David January 24, 2013 at 11:11 pm

I am hoping this is not just sloppy reading, but I’m not sure how much garlic to add?

Terry B January 24, 2013 at 11:19 pm

Thanks, Kitchenriffs! I’ve also braised Brussels sprouts with bacon and golden raisins and served them over linguine.

Thanks, Randi!

Mellen, we’ll keep an eye out for that email.

Thanks, Dani! Your methods sound tasty too.

Sprigs, I came late to loving Brussels sprouts, but now I totally do.

I’ll give it a look, Carole. Thanks.

David—No, it was sloppy writing on my part. Thanks for catching the error—I’ve fixed it. And the answer is one clove.

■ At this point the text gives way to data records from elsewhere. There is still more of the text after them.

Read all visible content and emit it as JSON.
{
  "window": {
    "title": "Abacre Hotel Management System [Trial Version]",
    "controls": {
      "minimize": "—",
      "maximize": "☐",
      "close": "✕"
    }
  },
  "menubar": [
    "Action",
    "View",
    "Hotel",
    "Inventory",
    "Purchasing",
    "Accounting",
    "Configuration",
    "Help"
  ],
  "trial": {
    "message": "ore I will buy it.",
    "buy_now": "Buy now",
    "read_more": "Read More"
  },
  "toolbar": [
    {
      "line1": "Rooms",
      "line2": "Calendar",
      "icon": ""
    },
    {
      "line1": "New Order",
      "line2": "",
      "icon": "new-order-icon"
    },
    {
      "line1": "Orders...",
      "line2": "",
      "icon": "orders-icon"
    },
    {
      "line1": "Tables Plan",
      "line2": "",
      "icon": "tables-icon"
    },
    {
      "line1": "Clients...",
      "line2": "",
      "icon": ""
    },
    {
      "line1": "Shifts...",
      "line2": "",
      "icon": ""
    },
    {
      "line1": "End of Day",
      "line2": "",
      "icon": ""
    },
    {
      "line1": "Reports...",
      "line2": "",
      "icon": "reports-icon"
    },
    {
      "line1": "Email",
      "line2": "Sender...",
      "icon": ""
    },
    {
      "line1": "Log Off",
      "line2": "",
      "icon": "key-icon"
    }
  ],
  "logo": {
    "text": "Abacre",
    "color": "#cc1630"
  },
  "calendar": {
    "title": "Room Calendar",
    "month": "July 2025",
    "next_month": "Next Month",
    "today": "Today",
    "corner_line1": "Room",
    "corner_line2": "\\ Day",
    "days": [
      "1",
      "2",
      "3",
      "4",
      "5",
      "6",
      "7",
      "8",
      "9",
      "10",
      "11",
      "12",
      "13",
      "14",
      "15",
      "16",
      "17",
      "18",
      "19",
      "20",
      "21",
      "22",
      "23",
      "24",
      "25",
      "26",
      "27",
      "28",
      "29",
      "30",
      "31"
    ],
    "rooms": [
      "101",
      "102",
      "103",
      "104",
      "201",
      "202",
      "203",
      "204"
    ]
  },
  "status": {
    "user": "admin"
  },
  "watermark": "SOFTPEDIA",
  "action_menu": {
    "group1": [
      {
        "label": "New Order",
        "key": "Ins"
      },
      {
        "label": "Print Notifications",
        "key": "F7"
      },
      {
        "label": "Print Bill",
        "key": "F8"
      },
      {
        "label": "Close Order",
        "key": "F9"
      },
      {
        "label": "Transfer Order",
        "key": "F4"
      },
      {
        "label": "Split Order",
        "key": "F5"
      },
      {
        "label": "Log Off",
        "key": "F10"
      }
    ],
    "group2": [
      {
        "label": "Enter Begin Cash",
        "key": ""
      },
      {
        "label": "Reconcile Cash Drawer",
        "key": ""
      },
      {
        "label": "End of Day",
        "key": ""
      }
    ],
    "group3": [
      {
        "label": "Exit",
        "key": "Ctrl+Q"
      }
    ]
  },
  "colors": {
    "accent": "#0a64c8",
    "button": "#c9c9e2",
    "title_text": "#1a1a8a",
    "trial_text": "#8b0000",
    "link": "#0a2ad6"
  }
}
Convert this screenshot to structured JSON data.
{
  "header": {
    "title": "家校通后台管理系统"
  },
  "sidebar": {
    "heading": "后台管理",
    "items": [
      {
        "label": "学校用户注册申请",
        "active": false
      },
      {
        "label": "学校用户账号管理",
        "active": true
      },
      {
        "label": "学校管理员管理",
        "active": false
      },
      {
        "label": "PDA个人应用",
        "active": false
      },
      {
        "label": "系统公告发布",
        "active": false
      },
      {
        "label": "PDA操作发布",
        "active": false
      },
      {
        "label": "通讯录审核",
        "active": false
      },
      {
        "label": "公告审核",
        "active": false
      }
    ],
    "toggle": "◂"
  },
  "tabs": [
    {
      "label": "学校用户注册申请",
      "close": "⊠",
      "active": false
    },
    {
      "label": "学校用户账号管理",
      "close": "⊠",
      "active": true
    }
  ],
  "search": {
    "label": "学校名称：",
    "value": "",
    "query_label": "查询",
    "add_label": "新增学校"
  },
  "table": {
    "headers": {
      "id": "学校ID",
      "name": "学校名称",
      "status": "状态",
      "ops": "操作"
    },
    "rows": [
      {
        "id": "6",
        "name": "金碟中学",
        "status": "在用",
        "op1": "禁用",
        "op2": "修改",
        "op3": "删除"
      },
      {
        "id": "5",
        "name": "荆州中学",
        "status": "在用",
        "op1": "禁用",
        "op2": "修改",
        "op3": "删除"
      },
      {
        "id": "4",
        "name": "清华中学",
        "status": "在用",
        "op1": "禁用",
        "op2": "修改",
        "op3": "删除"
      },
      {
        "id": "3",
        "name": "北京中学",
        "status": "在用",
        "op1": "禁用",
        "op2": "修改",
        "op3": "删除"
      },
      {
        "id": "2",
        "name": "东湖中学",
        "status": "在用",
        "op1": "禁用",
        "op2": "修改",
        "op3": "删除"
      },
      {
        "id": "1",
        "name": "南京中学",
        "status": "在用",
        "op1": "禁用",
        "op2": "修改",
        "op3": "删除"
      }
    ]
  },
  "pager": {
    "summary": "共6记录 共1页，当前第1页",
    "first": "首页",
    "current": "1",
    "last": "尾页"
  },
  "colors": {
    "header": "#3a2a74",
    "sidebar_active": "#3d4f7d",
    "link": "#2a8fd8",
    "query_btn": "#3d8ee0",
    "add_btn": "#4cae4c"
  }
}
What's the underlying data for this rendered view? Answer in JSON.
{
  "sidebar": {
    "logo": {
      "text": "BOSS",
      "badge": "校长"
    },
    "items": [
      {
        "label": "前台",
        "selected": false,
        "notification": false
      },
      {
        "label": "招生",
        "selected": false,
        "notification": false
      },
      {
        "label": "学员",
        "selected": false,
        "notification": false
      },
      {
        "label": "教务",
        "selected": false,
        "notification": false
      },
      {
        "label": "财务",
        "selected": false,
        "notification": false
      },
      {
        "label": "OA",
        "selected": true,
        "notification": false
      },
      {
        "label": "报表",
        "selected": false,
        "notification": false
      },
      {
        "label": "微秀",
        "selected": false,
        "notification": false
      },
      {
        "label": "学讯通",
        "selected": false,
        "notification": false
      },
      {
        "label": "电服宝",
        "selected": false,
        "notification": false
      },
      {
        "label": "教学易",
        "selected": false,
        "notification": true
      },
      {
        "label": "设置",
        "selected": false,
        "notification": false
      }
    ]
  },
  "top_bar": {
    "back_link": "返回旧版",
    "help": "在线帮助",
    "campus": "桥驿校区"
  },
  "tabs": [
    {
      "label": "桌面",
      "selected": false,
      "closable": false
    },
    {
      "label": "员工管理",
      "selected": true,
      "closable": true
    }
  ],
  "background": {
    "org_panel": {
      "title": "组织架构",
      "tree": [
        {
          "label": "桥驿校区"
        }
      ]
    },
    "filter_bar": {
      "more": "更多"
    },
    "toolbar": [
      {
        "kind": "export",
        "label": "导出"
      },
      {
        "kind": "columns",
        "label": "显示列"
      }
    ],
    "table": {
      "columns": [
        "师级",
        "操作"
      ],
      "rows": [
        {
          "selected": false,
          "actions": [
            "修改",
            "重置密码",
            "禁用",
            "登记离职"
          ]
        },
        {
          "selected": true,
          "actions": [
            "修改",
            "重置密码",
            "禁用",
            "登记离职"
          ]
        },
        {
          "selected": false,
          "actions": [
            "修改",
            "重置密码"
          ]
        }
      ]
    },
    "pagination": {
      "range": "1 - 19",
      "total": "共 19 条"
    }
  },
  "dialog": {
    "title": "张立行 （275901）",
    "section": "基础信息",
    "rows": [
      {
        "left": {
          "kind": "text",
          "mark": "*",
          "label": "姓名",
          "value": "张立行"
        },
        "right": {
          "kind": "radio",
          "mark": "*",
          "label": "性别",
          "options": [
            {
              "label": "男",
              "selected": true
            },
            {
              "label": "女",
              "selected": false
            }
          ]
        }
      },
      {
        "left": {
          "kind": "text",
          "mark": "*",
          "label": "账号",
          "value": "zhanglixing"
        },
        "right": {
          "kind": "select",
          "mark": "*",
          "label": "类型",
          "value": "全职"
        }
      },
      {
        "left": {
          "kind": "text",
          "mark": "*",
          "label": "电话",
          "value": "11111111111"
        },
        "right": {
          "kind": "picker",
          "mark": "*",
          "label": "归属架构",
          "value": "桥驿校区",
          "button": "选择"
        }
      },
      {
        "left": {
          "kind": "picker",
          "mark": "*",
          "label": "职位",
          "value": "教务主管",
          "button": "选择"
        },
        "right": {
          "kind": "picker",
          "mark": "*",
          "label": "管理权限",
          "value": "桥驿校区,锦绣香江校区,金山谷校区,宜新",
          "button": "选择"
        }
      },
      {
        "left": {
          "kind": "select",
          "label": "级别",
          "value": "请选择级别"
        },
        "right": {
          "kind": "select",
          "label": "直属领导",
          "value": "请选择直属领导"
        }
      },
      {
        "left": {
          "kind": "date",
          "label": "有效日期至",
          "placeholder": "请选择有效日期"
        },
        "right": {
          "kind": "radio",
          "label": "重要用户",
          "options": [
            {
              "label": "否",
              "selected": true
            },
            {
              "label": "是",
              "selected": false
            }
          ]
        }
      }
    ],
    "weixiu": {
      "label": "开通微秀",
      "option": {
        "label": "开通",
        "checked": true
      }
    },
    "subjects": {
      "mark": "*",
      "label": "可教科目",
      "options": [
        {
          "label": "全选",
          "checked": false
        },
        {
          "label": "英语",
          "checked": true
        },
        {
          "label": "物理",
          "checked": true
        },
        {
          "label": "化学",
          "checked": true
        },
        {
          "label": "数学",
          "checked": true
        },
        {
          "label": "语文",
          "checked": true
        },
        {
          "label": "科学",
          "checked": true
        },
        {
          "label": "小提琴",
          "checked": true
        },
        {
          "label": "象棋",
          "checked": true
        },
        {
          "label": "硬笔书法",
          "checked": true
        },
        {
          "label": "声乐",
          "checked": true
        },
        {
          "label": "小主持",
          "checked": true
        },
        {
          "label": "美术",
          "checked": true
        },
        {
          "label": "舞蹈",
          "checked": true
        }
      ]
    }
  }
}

Dr. M January 26, 2013 at 5:18 am

I tried this once (pan frying them I mean) but didn’t like the flavor. It was kind of dishwater-y. I tried to soak them for awhile to clean them. Did I cook them too long you think, or not long enough?

Also @david, when in doubt, I always add Lots of garlic :)

Culinary Schools February 5, 2013 at 5:24 am

I am not a huge fan of brussels, but boy that bacon makes it tempting to try! Fun recipe!

Anita February 12, 2013 at 12:37 am

Dr M., I’m with you! Garlic all the way! (And don’t soak your sprouts… rinse them and peel away outside leaves.) (Sorry if I’m intruding on the advice parts of this blog!)

Terry B February 12, 2013 at 2:19 am

Dr. M (and Anita), don’t soak the Brussels sprouts—that just adds moisture that interferes with the caramelizing. And garlic is good, but don’t go crazy. The bacon, mustard, maple syrup and nuts—and the sprouts themselves—bring plenty of flavor to the party.

Culinary Schools—I hope you do try it!

Steph March 7, 2013 at 2:18 pm

I tried a similar recipe recently. The unfortunate thing was that the portions were not quite right. You could get the hint of the flavor, but if you want your brussels sprouts to stand out, they have to have the right amount to complement the meal. The next time, i’ll try this recipe exactly as stated and hope I have better luck!

Sarah September 12, 2014 at 9:02 am

I make this recipe at least once a month and absolutely love it! The flavors and textures are all so rich and delicious. I even made these for my mom–a Brussels sprouts skeptic, and she loved them! Thanks for such a great recipe–really thank you for all your recipes. They all turn out wonderfully.

Terry B September 14, 2014 at 3:50 pm

I don’t often reply to comments on older posts, but thank you so much, Sarah! And what a fun turnabout for the (adult) child to convince the parent to eat Brussels sprouts.

Amanda Van Horne November 21, 2014 at 12:09 pm

I’m hoping you might comment again since this was a recently linked post. I had flagged this recipe for Thanksgiving dinner and then a friend who is vegetarian accepted our invitation…. I’m trying to keep the sides veg-friendly (though I’m still serving a turkey & stuffing). Any alterations you would suggest if I leave off the bacon? Or should I just find a completely different recipe?

Terry B November 21, 2014 at 1:55 pm

Amanda, you can skip the bacon. There are plenty of big flavors in here. But what you might do is sauté the cut Brussels sprouts in a mix of butter and oil for a little extra flavor and richness.